I live about a hour from Chapel Hill. Is there a reason you asked?


----------



## ThomasR (Aug 14, 2011)

jd61285 said:


> I live about a hour from Chapel Hill. Is there a reason you asked?



Yeah, wanted to know if anyone knows of any apartment that does allow tegus. Now thinking back I guess I should not have asked the question cause I guess nobody would really know,but, thanks for answering


----------



## dragonmetalhead (Aug 14, 2011)

Just ask the landlord. The worst they can say is no. When I was in college and got my first apartment, the lease didn't allow cats or dogs on the premises. I was worried so when I went in to review the lease I asked the landlord if I could bring my ball python. Not only did he not care since it was not a cat or dog, he proceeded to tell me about a previous tenant who left a 6.5 foot boa constrictor behind. Seeings as reptiles make minimal noise and are easy to contain, they are the ideal pets for an apartment IMO.


----------



## Kebechet (Aug 14, 2011)

Just ask if they allow reptiles, because you have a lizard. It's that simple. Explain that it will be contained, and that it eats things like chicken and blueberries (Link sure loves both of those things) It humanizes the animal to the people who hear about it and makes them less apprehensive. Honestly if the apartment allows cats and dogs, there isn't usually a problem with reptiles, except for snakes, because so many people are afraid of them. Explain that if they're concerned, that you would be willing to put down a pet deposit. If you act like it'll be a problem, they'll act like it is a problem. People pick up on subconscious cues, and if you're nervous, they'll probably get a little nervous too.


----------



## tora (Aug 15, 2011)

Well, we had a little issue with the people that run the office at our apartment complex. They told me I wasn't allowed to have them and to get rid of them, but then was told to just give a list of animals I had so they could ask the boss. I still have my animals and haven't heard back since! I bet they just wanted to make sure nothing was too dangerous. I am a good renter, though.
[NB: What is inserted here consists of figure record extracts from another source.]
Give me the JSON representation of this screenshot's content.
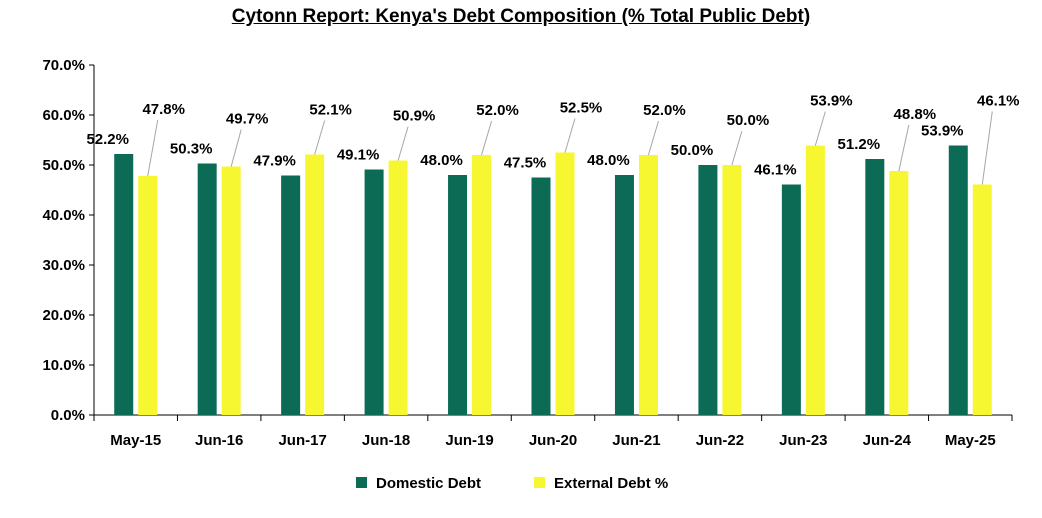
{
  "chart_data": {
    "type": "bar",
    "title": "Cytonn Report: Kenya's Debt  Composition (% Total Public Debt)",
    "categories": [
      "May-15",
      "Jun-16",
      "Jun-17",
      "Jun-18",
      "Jun-19",
      "Jun-20",
      "Jun-21",
      "Jun-22",
      "Jun-23",
      "Jun-24",
      "May-25"
    ],
    "series": [
      {
        "name": "Domestic Debt",
        "color": "#0b6b55",
        "values": [
          52.2,
          50.3,
          47.9,
          49.1,
          48.0,
          47.5,
          48.0,
          50.0,
          46.1,
          51.2,
          53.9
        ],
        "labels": [
          "52.2%",
          "50.3%",
          "47.9%",
          "49.1%",
          "48.0%",
          "47.5%",
          "48.0%",
          "50.0%",
          "46.1%",
          "51.2%",
          "53.9%"
        ]
      },
      {
        "name": "External Debt %",
        "color": "#f7f731",
        "values": [
          47.8,
          49.7,
          52.1,
          50.9,
          52.0,
          52.5,
          52.0,
          50.0,
          53.9,
          48.8,
          46.1
        ],
        "labels": [
          "47.8%",
          "49.7%",
          "52.1%",
          "50.9%",
          "52.0%",
          "52.5%",
          "52.0%",
          "50.0%",
          "53.9%",
          "48.8%",
          "46.1%"
        ]
      }
    ],
    "yticks": [
      "0.0%",
      "10.0%",
      "20.0%",
      "30.0%",
      "40.0%",
      "50.0%",
      "60.0%",
      "70.0%"
    ],
    "ylim": [
      0,
      70
    ],
    "grid": false,
    "legend_position": "bottom"
  }
}
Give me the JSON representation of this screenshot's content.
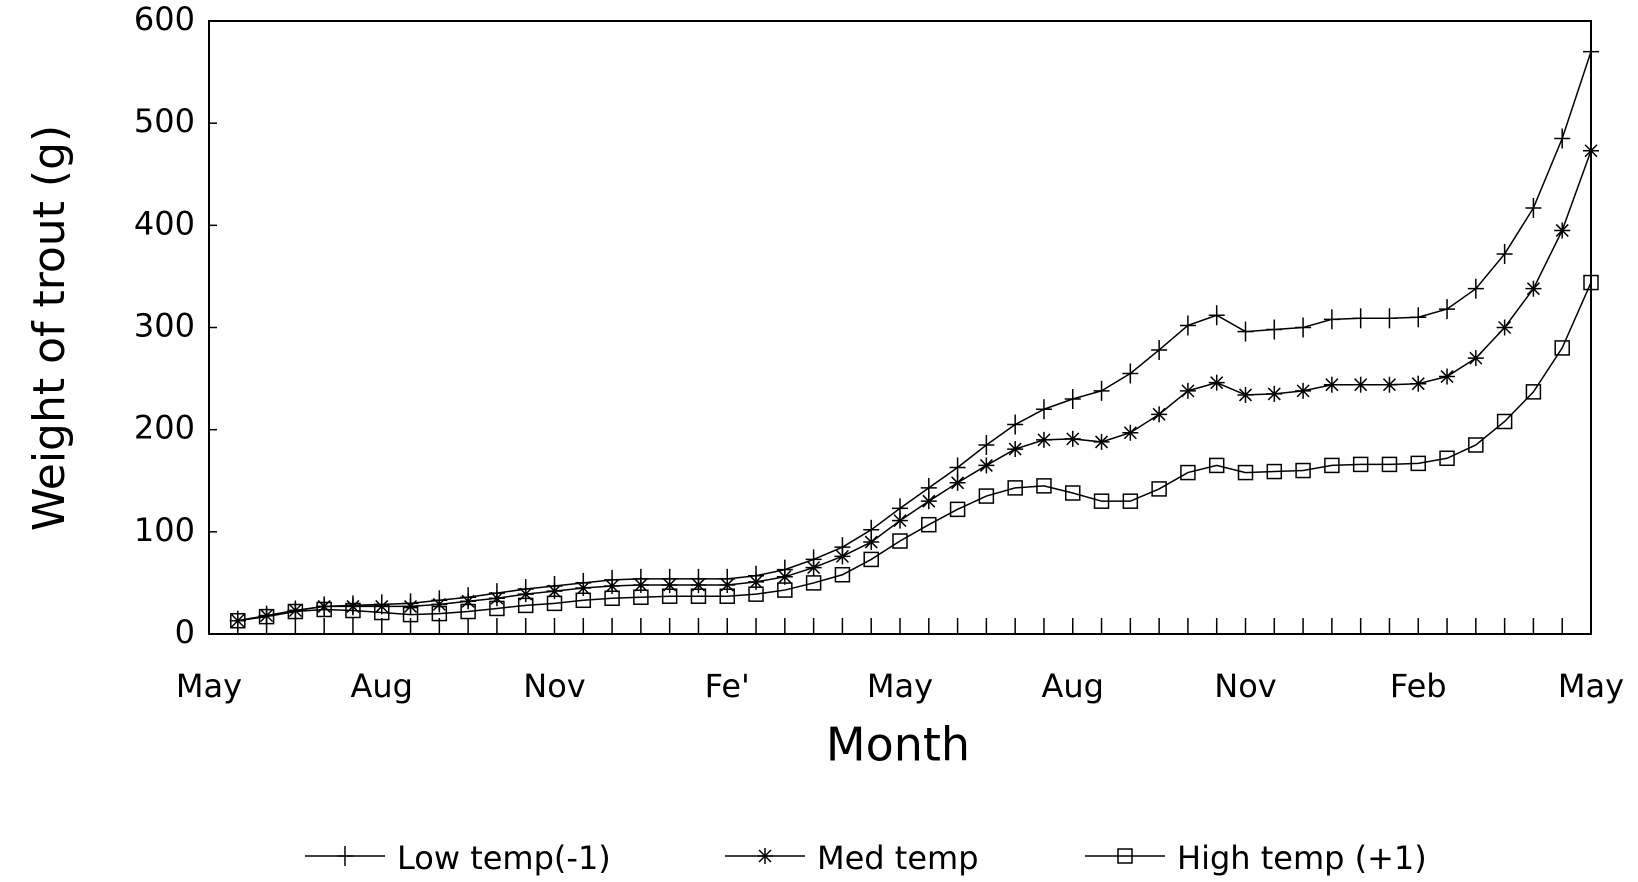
{
  "chart_data": {
    "type": "line",
    "xlabel": "Month",
    "ylabel": "Weight of trout (g)",
    "x": [
      0.5,
      1,
      1.5,
      2,
      2.5,
      3,
      3.5,
      4,
      4.5,
      5,
      5.5,
      6,
      6.5,
      7,
      7.5,
      8,
      8.5,
      9,
      9.5,
      10,
      10.5,
      11,
      11.5,
      12,
      12.5,
      13,
      13.5,
      14,
      14.5,
      15,
      15.5,
      16,
      16.5,
      17,
      17.5,
      18,
      18.5,
      19,
      19.5,
      20,
      20.5,
      21,
      21.5,
      22,
      22.5,
      23,
      23.5,
      24
    ],
    "xlim": [
      0,
      24
    ],
    "xticks": [
      {
        "value": 0,
        "label": "May"
      },
      {
        "value": 3,
        "label": "Aug"
      },
      {
        "value": 6,
        "label": "Nov"
      },
      {
        "value": 9,
        "label": "Fe'"
      },
      {
        "value": 12,
        "label": "May"
      },
      {
        "value": 15,
        "label": "Aug"
      },
      {
        "value": 18,
        "label": "Nov"
      },
      {
        "value": 21,
        "label": "Feb"
      },
      {
        "value": 24,
        "label": "May"
      }
    ],
    "xminorticks": [
      0.5,
      1,
      1.5,
      2,
      2.5,
      3.5,
      4,
      4.5,
      5,
      5.5,
      6.5,
      7,
      7.5,
      8,
      8.5,
      9.5,
      10,
      10.5,
      11,
      11.5,
      12.5,
      13,
      13.5,
      14,
      14.5,
      15.5,
      16,
      16.5,
      17,
      17.5,
      18.5,
      19,
      19.5,
      20,
      20.5,
      21.5,
      22,
      22.5,
      23,
      23.5
    ],
    "ylim": [
      0,
      600
    ],
    "yticks": [
      0,
      100,
      200,
      300,
      400,
      500,
      600
    ],
    "series": [
      {
        "name": "Low temp(-1)",
        "color": "#000000",
        "marker": "plus",
        "values": [
          13,
          18,
          23,
          27,
          28,
          29,
          30,
          33,
          36,
          40,
          44,
          47,
          50,
          53,
          54,
          54,
          54,
          54,
          57,
          63,
          73,
          85,
          102,
          123,
          143,
          163,
          185,
          205,
          220,
          230,
          238,
          255,
          278,
          302,
          312,
          296,
          298,
          300,
          308,
          309,
          309,
          310,
          318,
          338,
          372,
          417,
          485,
          570
        ]
      },
      {
        "name": "Med temp",
        "color": "#000000",
        "marker": "star",
        "values": [
          13,
          18,
          23,
          27,
          27,
          27,
          27,
          29,
          32,
          35,
          39,
          42,
          45,
          47,
          48,
          48,
          48,
          48,
          51,
          56,
          65,
          76,
          90,
          111,
          130,
          148,
          165,
          181,
          190,
          191,
          188,
          197,
          215,
          238,
          246,
          234,
          235,
          238,
          244,
          244,
          244,
          245,
          252,
          270,
          300,
          338,
          395,
          473
        ]
      },
      {
        "name": "High temp (+1)",
        "color": "#000000",
        "marker": "square",
        "values": [
          13,
          17,
          22,
          24,
          23,
          21,
          19,
          20,
          22,
          25,
          28,
          30,
          33,
          35,
          36,
          37,
          37,
          37,
          39,
          43,
          50,
          58,
          73,
          91,
          107,
          122,
          135,
          143,
          145,
          138,
          130,
          130,
          142,
          158,
          165,
          158,
          159,
          160,
          165,
          166,
          166,
          167,
          172,
          185,
          208,
          237,
          280,
          344
        ]
      }
    ],
    "legend": "bottom"
  }
}
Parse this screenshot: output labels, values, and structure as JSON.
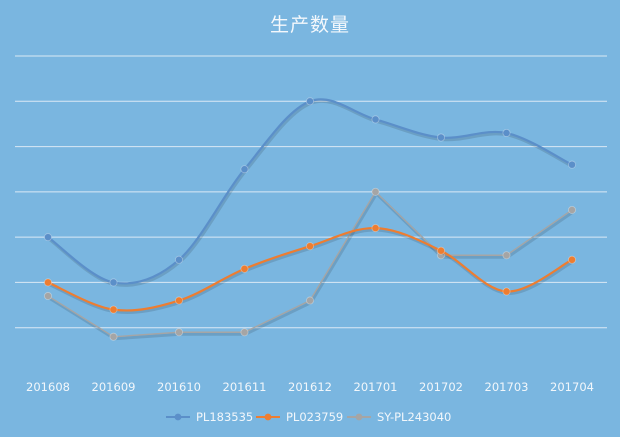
{
  "chart_data": {
    "type": "line",
    "title": "生产数量",
    "categories": [
      "201608",
      "201609",
      "201610",
      "201611",
      "201612",
      "201701",
      "201702",
      "201703",
      "201704"
    ],
    "ylim": [
      0,
      7
    ],
    "grid": true,
    "legend": "bottom",
    "series": [
      {
        "name": "PL183535",
        "color": "#5b8fc9",
        "smooth": true,
        "values": [
          3.0,
          2.0,
          2.5,
          4.5,
          6.0,
          5.6,
          5.2,
          5.3,
          4.6
        ]
      },
      {
        "name": "PL023759",
        "color": "#ed7d31",
        "smooth": true,
        "values": [
          2.0,
          1.4,
          1.6,
          2.3,
          2.8,
          3.2,
          2.7,
          1.8,
          2.5
        ]
      },
      {
        "name": "SY-PL243040",
        "color": "#a5a5a5",
        "smooth": false,
        "values": [
          1.7,
          0.8,
          0.9,
          0.9,
          1.6,
          4.0,
          2.6,
          2.6,
          3.6
        ]
      }
    ]
  }
}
So they probably didn't want to make a big deal out of something that wasn't and kick a good, reliable family out.


----------



## ThomasR (Aug 15, 2011)

Thanks a lot


----------



## herpocrite27 (Aug 16, 2011)

I was told caged animals including lizards were OK at my apt. I got my down payment sent in and all the paperwork done. They called and said I could come and pick up the key and while I was on the line they asked what type of lizard, so I told them Tegu. They called back an hour later and said I was denied because they found out they get 4ft long. I hope you have better luck.


----------



## adam1120 (Aug 16, 2011)

should of told them you had a blue tegu and when it was 4 feet just told them it wasa monster blue lol


----------



## Neeko (Aug 16, 2011)

Sorry to hear that.


----------